SI UN « BON » ÉLU se reconnaît au nombre de ses interventions, Edouard Balladur remporte la palme. Entre 1995 et 2001, l’ancien Premier ministre a recommandé à Jean Tiberi pour un logement de la Ville de Paris pas moins de 334 personnes. Talonnant Balladur, on trouve dans le quinté gagnant des personnalités les plus « interventionnistes » de la capitale : Bernard Bled, l’ancien bras droit de Tiberi (322 interventions) ; Françoise de Panafieu, la députée du XVII e (276) ; Laurent Dominati, l’ex-secrétaire général de Démocratie libérale (208) ; Georges Sarre, l’inamovible leader des chevénementistes parisiens (97). A eux cinq, ils ont écrit, en six ans, plus de 1 200 lettres à Tiberi pour réclamer que soit attribué un logement social à tel ou tel de leurs « protégés ». L’ancien premier magistrat de la capitale, méthodique, a tout fait consigner sur ordinateur. Titre du fichier (dont l’existence a été révélée vendredi dernier par « le Monde ») : Silex. Il contient, à leur insu, les noms de tous ceux qui ont sollicité des faveurs.

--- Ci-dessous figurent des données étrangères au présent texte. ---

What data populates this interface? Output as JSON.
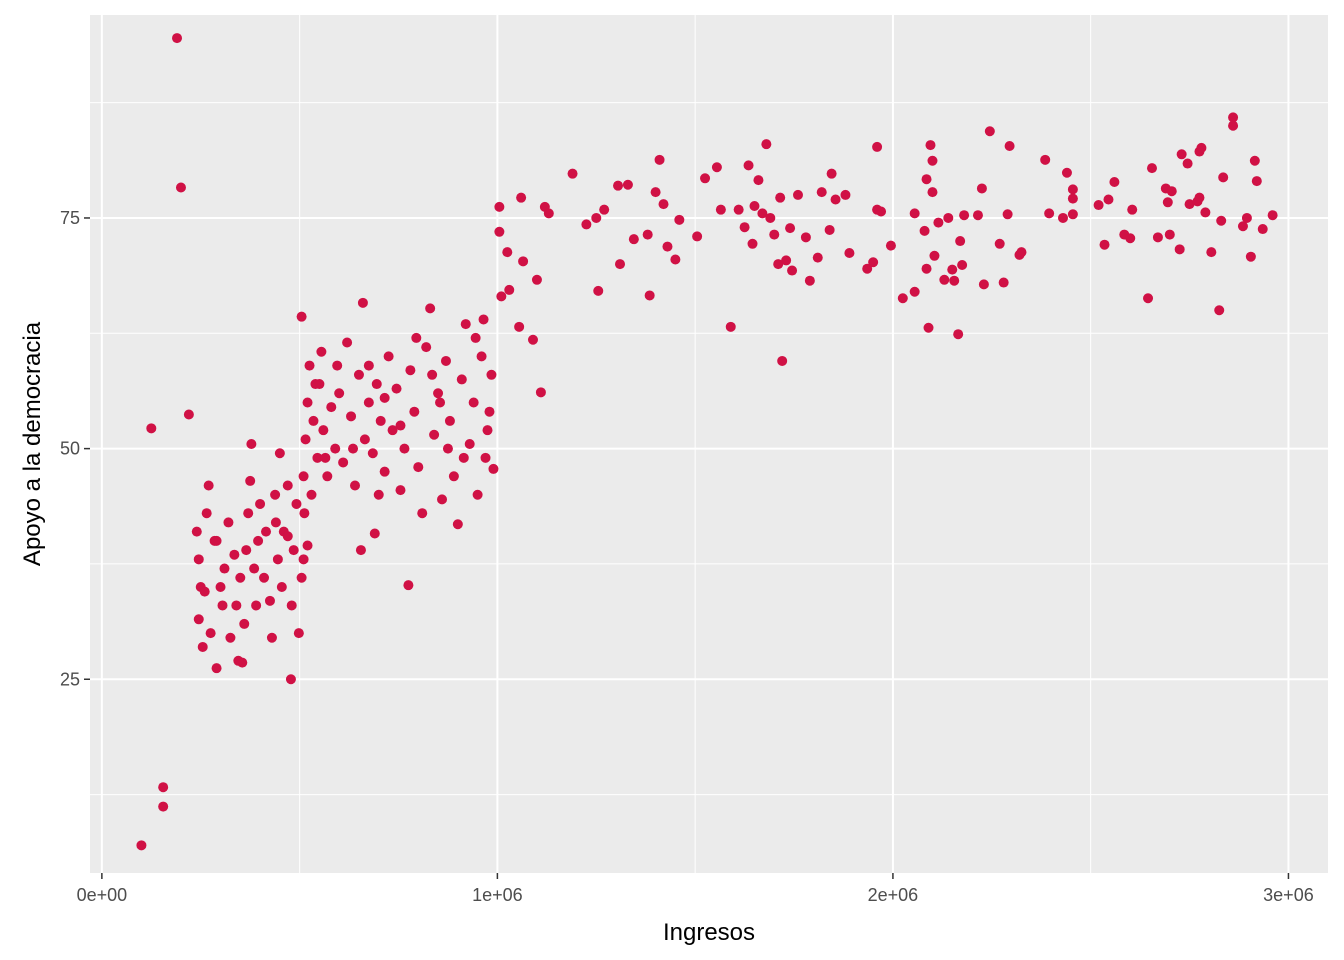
{
  "chart_data": {
    "type": "scatter",
    "title": "",
    "xlabel": "Ingresos",
    "ylabel": "Apoyo a la democracia",
    "xlim": [
      -30000,
      3100000
    ],
    "ylim": [
      4,
      97
    ],
    "x_ticks": [
      0,
      1000000,
      2000000,
      3000000
    ],
    "x_tick_labels": [
      "0e+00",
      "1e+06",
      "2e+06",
      "3e+06"
    ],
    "y_ticks": [
      25,
      50,
      75
    ],
    "y_tick_labels": [
      "25",
      "50",
      "75"
    ],
    "grid": true,
    "legend": "none",
    "colors": {
      "point": "#d01145",
      "panel": "#ebebeb",
      "grid": "#ffffff"
    },
    "points": [
      [
        100000,
        7
      ],
      [
        155000,
        11.2
      ],
      [
        155000,
        13.3
      ],
      [
        125000,
        52.2
      ],
      [
        190000,
        94.5
      ],
      [
        200000,
        78.3
      ],
      [
        220000,
        53.7
      ],
      [
        240000,
        41
      ],
      [
        245000,
        38
      ],
      [
        250000,
        35
      ],
      [
        245000,
        31.5
      ],
      [
        255000,
        28.5
      ],
      [
        260000,
        34.5
      ],
      [
        265000,
        43
      ],
      [
        270000,
        46
      ],
      [
        275000,
        30
      ],
      [
        285000,
        40
      ],
      [
        290000,
        26.2
      ],
      [
        300000,
        35
      ],
      [
        305000,
        33
      ],
      [
        310000,
        37
      ],
      [
        320000,
        42
      ],
      [
        325000,
        29.5
      ],
      [
        335000,
        38.5
      ],
      [
        340000,
        33
      ],
      [
        350000,
        36
      ],
      [
        355000,
        26.8
      ],
      [
        360000,
        31
      ],
      [
        365000,
        39
      ],
      [
        370000,
        43
      ],
      [
        375000,
        46.5
      ],
      [
        378000,
        50.5
      ],
      [
        385000,
        37
      ],
      [
        390000,
        33
      ],
      [
        395000,
        40
      ],
      [
        400000,
        44
      ],
      [
        410000,
        36
      ],
      [
        415000,
        41
      ],
      [
        425000,
        33.5
      ],
      [
        430000,
        29.5
      ],
      [
        438000,
        45
      ],
      [
        445000,
        38
      ],
      [
        450000,
        49.5
      ],
      [
        455000,
        35
      ],
      [
        460000,
        41
      ],
      [
        470000,
        46
      ],
      [
        478000,
        25
      ],
      [
        480000,
        33
      ],
      [
        485000,
        39
      ],
      [
        492000,
        44
      ],
      [
        498000,
        30
      ],
      [
        505000,
        36
      ],
      [
        512000,
        43
      ],
      [
        470000,
        40.5
      ],
      [
        510000,
        38
      ],
      [
        520000,
        39.5
      ],
      [
        345000,
        27
      ],
      [
        290000,
        40
      ],
      [
        440000,
        42
      ],
      [
        505000,
        64.3
      ],
      [
        510000,
        47
      ],
      [
        515000,
        51
      ],
      [
        520000,
        55
      ],
      [
        525000,
        59
      ],
      [
        530000,
        45
      ],
      [
        535000,
        53
      ],
      [
        545000,
        49
      ],
      [
        550000,
        57
      ],
      [
        555000,
        60.5
      ],
      [
        560000,
        52
      ],
      [
        570000,
        47
      ],
      [
        580000,
        54.5
      ],
      [
        590000,
        50
      ],
      [
        600000,
        56
      ],
      [
        610000,
        48.5
      ],
      [
        620000,
        61.5
      ],
      [
        630000,
        53.5
      ],
      [
        640000,
        46
      ],
      [
        650000,
        58
      ],
      [
        655000,
        39
      ],
      [
        660000,
        65.8
      ],
      [
        665000,
        51
      ],
      [
        675000,
        55
      ],
      [
        685000,
        49.5
      ],
      [
        690000,
        40.8
      ],
      [
        695000,
        57
      ],
      [
        705000,
        53
      ],
      [
        715000,
        47.5
      ],
      [
        725000,
        60
      ],
      [
        735000,
        52
      ],
      [
        745000,
        56.5
      ],
      [
        755000,
        45.5
      ],
      [
        765000,
        50
      ],
      [
        775000,
        35.2
      ],
      [
        780000,
        58.5
      ],
      [
        790000,
        54
      ],
      [
        800000,
        48
      ],
      [
        810000,
        43
      ],
      [
        820000,
        61
      ],
      [
        830000,
        65.2
      ],
      [
        840000,
        51.5
      ],
      [
        850000,
        56
      ],
      [
        860000,
        44.5
      ],
      [
        870000,
        59.5
      ],
      [
        880000,
        53
      ],
      [
        890000,
        47
      ],
      [
        900000,
        41.8
      ],
      [
        910000,
        57.5
      ],
      [
        920000,
        63.5
      ],
      [
        930000,
        50.5
      ],
      [
        940000,
        55
      ],
      [
        950000,
        45
      ],
      [
        960000,
        60
      ],
      [
        970000,
        49
      ],
      [
        980000,
        54
      ],
      [
        990000,
        47.8
      ],
      [
        985000,
        58
      ],
      [
        975000,
        52
      ],
      [
        945000,
        62
      ],
      [
        915000,
        49
      ],
      [
        875000,
        50
      ],
      [
        835000,
        58
      ],
      [
        795000,
        62
      ],
      [
        755000,
        52.5
      ],
      [
        715000,
        55.5
      ],
      [
        675000,
        59
      ],
      [
        635000,
        50
      ],
      [
        595000,
        59
      ],
      [
        565000,
        49
      ],
      [
        540000,
        57
      ],
      [
        700000,
        45
      ],
      [
        855000,
        55
      ],
      [
        965000,
        64
      ],
      [
        1005000,
        76.2
      ],
      [
        1005000,
        73.5
      ],
      [
        1010000,
        66.5
      ],
      [
        1025000,
        71.3
      ],
      [
        1030000,
        67.2
      ],
      [
        1055000,
        63.2
      ],
      [
        1060000,
        77.2
      ],
      [
        1065000,
        70.3
      ],
      [
        1090000,
        61.8
      ],
      [
        1100000,
        68.3
      ],
      [
        1110000,
        56.1
      ],
      [
        1120000,
        76.2
      ],
      [
        1130000,
        75.5
      ],
      [
        1190000,
        79.8
      ],
      [
        1225000,
        74.3
      ],
      [
        1250000,
        75
      ],
      [
        1255000,
        67.1
      ],
      [
        1270000,
        75.9
      ],
      [
        1305000,
        78.5
      ],
      [
        1310000,
        70
      ],
      [
        1330000,
        78.6
      ],
      [
        1345000,
        72.7
      ],
      [
        1380000,
        73.2
      ],
      [
        1385000,
        66.6
      ],
      [
        1400000,
        77.8
      ],
      [
        1410000,
        81.3
      ],
      [
        1420000,
        76.5
      ],
      [
        1430000,
        71.9
      ],
      [
        1450000,
        70.5
      ],
      [
        1460000,
        74.8
      ],
      [
        1505000,
        73
      ],
      [
        1525000,
        79.3
      ],
      [
        1555000,
        80.5
      ],
      [
        1565000,
        75.9
      ],
      [
        1590000,
        63.2
      ],
      [
        1610000,
        75.9
      ],
      [
        1625000,
        74
      ],
      [
        1635000,
        80.7
      ],
      [
        1645000,
        72.2
      ],
      [
        1650000,
        76.3
      ],
      [
        1660000,
        79.1
      ],
      [
        1670000,
        75.5
      ],
      [
        1680000,
        83
      ],
      [
        1690000,
        75
      ],
      [
        1700000,
        73.2
      ],
      [
        1710000,
        70
      ],
      [
        1715000,
        77.2
      ],
      [
        1720000,
        59.5
      ],
      [
        1730000,
        70.4
      ],
      [
        1740000,
        73.9
      ],
      [
        1745000,
        69.3
      ],
      [
        1760000,
        77.5
      ],
      [
        1780000,
        72.9
      ],
      [
        1790000,
        68.2
      ],
      [
        1810000,
        70.7
      ],
      [
        1820000,
        77.8
      ],
      [
        1840000,
        73.7
      ],
      [
        1845000,
        79.8
      ],
      [
        1855000,
        77
      ],
      [
        1880000,
        77.5
      ],
      [
        1890000,
        71.2
      ],
      [
        1935000,
        69.5
      ],
      [
        1950000,
        70.2
      ],
      [
        1960000,
        82.7
      ],
      [
        1960000,
        75.9
      ],
      [
        1970000,
        75.7
      ],
      [
        1995000,
        72
      ],
      [
        2025000,
        66.3
      ],
      [
        2055000,
        75.5
      ],
      [
        2055000,
        67
      ],
      [
        2080000,
        73.6
      ],
      [
        2085000,
        79.2
      ],
      [
        2085000,
        69.5
      ],
      [
        2090000,
        63.1
      ],
      [
        2095000,
        82.9
      ],
      [
        2100000,
        81.2
      ],
      [
        2100000,
        77.8
      ],
      [
        2105000,
        70.9
      ],
      [
        2115000,
        74.5
      ],
      [
        2130000,
        68.3
      ],
      [
        2140000,
        75
      ],
      [
        2150000,
        69.4
      ],
      [
        2155000,
        68.2
      ],
      [
        2165000,
        62.4
      ],
      [
        2170000,
        72.5
      ],
      [
        2175000,
        69.9
      ],
      [
        2180000,
        75.3
      ],
      [
        2215000,
        75.3
      ],
      [
        2225000,
        78.2
      ],
      [
        2230000,
        67.8
      ],
      [
        2245000,
        84.4
      ],
      [
        2270000,
        72.2
      ],
      [
        2280000,
        68
      ],
      [
        2290000,
        75.4
      ],
      [
        2295000,
        82.8
      ],
      [
        2320000,
        71
      ],
      [
        2325000,
        71.3
      ],
      [
        2385000,
        81.3
      ],
      [
        2395000,
        75.5
      ],
      [
        2430000,
        75
      ],
      [
        2440000,
        79.9
      ],
      [
        2455000,
        75.4
      ],
      [
        2455000,
        78.1
      ],
      [
        2455000,
        77.1
      ],
      [
        2520000,
        76.4
      ],
      [
        2535000,
        72.1
      ],
      [
        2545000,
        77
      ],
      [
        2560000,
        78.9
      ],
      [
        2585000,
        73.2
      ],
      [
        2600000,
        72.8
      ],
      [
        2605000,
        75.9
      ],
      [
        2645000,
        66.3
      ],
      [
        2655000,
        80.4
      ],
      [
        2670000,
        72.9
      ],
      [
        2690000,
        78.2
      ],
      [
        2695000,
        76.7
      ],
      [
        2700000,
        73.2
      ],
      [
        2705000,
        77.9
      ],
      [
        2725000,
        71.6
      ],
      [
        2730000,
        81.9
      ],
      [
        2745000,
        80.9
      ],
      [
        2750000,
        76.5
      ],
      [
        2770000,
        76.8
      ],
      [
        2775000,
        82.2
      ],
      [
        2775000,
        77.2
      ],
      [
        2780000,
        82.6
      ],
      [
        2790000,
        75.6
      ],
      [
        2805000,
        71.3
      ],
      [
        2825000,
        65
      ],
      [
        2830000,
        74.7
      ],
      [
        2835000,
        79.4
      ],
      [
        2860000,
        85.9
      ],
      [
        2860000,
        85
      ],
      [
        2885000,
        74.1
      ],
      [
        2895000,
        75
      ],
      [
        2905000,
        70.8
      ],
      [
        2915000,
        81.2
      ],
      [
        2920000,
        79
      ],
      [
        2935000,
        73.8
      ],
      [
        2960000,
        75.3
      ]
    ]
  }
}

« Moi-même, pour les cas difficiles, j’écrivais au préfet » Créé en 1995, ce fichier n’est « en rien illégal », affirme Tiberi. Il fait partie des « découvertes » de la gauche victorieuse, une gauche aujourd’hui plus embarrassée que triomphante : « Les élus de l’ancienne majorité étaient contraints d’écrire au cabinet du maire pour donner suite aux différentes sollicitations auxquelles ils étaient confrontés », explique le nouvel adjoint au logement, Jean-Yves Mano (PS), qui refuse de jeter la pierre à l’ancienne équipe. « Moi-même, pour les cas difficiles, j’écrivais au préfet de Paris. » Et puis la gauche sait que certains des siens ont eux-mêmes tenté de jouer du coupe-file. Dans le lot : Sarre, bien sûr, mais aussi Jack Lang (18 demandes), le communiste Henri Malberg (15), le député du XIII e et ancien patron de la fédération du PS Jean-Marie Le Guen (5), la verte Dominique Voynet (une seule demande) et... le nouveau maire de Paris (une demande, en janvier 1999). Philippe Séguin, auteur de 66 demandes jusqu’au 7 mars 2000, a mis un point d’honneur à ne plus écrire à Tiberi à compter de sa propre entrée en course (le 30 mars). Michèle Alliot-Marie, présidente du RPR (15 demandes) a investi Séguin le 23 mai 2000 et, à partir de là, a arrêté tout courrier. En revanche, Claude Chirac (46 demandes) et Bernadette Chirac (21 demandes) ont, malgré la guerre Tiberi-Chirac, adressé des demandes au maire en place jusqu’en février 2001, soit presque jusqu’à la dernière minute. « On reçoit encore des lettres de l’Elysée attirant notre attention sur le cas de telle personne », assure un élu socialiste. On ne se défait pas comme cela des vieilles habitudes.